Solar energy generation is not problematic, but efficient solar energy storage has proved challenging for decades. Most solar energy systems are huge and high-priced with inefficient storage in locations outside of the power creating generators. The United States Department of Energy (DOE) has awarded $3 million to engineering researchers at the University of Texas (UT), Austin, to work on improving solar energy storage. The UT's solar farm is located on the Pickle Research Campus UT Cockrell School of Engineering Communications.
Experts from the Cockrell School of Engineering have combined solar power generation and storage into one single-system delivering significant cost savings. The UT project will develop next generation utility-scale photovoltaic inverters, also known as modular, multifunction, multiport and medium-voltage utility-scale silicon carbide solar inverters. Collectively, the combined technologies are known as an M4 Inverter, which convert the Direct Current (DC) output of solar panels to a medium-voltage Alternating Current (AC). According to Electrical and Computer Engineering Professor at the UT, Alex Huang, the single-system solution reduces capital costs as well as operation costs which will enable the future power grids to host a higher magnitude of solar energy. The solution will also provide fast frequency control that prevents blackouts during obstruction of solar farming by cloud cover.

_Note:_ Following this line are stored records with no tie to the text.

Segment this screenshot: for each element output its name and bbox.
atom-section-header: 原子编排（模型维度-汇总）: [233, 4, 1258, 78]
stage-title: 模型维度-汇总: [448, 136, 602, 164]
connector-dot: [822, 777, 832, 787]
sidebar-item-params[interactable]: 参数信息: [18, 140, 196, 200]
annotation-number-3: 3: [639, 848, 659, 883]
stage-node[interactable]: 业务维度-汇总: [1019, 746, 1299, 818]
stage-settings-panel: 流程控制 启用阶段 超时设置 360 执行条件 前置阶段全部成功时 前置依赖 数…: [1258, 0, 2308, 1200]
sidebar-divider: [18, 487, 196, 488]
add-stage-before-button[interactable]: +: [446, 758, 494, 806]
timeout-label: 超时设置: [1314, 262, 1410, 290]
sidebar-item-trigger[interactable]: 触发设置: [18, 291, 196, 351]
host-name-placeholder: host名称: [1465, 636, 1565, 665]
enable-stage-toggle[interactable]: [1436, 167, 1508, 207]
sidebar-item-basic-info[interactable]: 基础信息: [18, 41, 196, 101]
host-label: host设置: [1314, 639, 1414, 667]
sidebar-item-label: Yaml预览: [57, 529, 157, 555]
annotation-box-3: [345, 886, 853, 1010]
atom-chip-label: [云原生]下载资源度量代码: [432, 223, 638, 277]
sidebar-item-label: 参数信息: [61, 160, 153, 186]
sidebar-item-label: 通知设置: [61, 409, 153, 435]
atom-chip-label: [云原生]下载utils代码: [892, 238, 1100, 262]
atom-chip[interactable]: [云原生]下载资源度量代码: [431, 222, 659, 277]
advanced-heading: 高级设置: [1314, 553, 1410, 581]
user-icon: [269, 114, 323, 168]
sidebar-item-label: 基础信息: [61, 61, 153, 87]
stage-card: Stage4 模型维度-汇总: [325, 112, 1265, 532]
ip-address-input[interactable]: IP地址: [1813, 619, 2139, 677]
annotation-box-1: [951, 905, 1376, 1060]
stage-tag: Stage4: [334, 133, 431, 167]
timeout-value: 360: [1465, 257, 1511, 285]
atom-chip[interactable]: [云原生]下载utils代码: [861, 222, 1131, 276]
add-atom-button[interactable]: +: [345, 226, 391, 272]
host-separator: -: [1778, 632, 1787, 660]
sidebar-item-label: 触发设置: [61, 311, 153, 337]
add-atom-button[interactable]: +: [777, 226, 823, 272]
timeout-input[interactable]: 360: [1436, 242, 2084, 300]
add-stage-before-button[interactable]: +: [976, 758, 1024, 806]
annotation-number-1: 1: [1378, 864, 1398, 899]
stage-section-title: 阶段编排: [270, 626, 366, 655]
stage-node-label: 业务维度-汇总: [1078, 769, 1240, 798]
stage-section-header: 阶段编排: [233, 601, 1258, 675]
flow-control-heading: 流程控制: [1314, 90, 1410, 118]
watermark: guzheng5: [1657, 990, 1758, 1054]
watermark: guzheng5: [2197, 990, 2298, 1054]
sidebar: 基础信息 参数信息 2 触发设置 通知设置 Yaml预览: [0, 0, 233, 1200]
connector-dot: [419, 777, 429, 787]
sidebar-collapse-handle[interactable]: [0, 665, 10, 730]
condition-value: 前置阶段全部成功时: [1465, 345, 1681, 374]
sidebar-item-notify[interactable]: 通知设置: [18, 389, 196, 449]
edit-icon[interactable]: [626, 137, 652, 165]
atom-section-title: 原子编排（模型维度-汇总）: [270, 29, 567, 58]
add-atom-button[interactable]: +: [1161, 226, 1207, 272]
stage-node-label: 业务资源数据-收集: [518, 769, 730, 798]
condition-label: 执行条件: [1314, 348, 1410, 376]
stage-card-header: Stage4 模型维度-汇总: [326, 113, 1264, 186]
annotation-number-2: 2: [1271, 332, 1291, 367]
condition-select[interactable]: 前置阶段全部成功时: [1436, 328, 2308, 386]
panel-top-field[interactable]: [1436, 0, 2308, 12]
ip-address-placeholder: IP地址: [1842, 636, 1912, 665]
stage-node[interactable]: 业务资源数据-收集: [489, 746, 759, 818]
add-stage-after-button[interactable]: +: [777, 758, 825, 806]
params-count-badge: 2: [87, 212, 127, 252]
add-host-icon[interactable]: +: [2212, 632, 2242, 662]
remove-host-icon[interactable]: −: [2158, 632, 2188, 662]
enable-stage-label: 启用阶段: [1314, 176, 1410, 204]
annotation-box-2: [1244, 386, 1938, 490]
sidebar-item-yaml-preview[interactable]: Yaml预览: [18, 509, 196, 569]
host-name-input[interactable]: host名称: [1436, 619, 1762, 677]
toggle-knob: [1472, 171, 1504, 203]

New silicon carbide power electronic switches will be used in the M4 Inverter to acquire the efficiency needed in the conversion of AC to DC. A modular building block concept will also be used to construct the system to facilitate reliable operation through a power backup and reduce manufacturing expenses. The project team will collaborate and partner with the Electric Reliability Council of Texas, Argonne National Lab, Wolfspeed and Opal-RT, and Toshiba International.
Aspiring to halve the cost of electricity for a solar energy system by 2030, the DOE is funding the advancement of early-stage solar power electronics technologies that can lower the cost of installing and maintaining a photovoltaic solar energy system and tackle solar photovoltaic reliability challenges.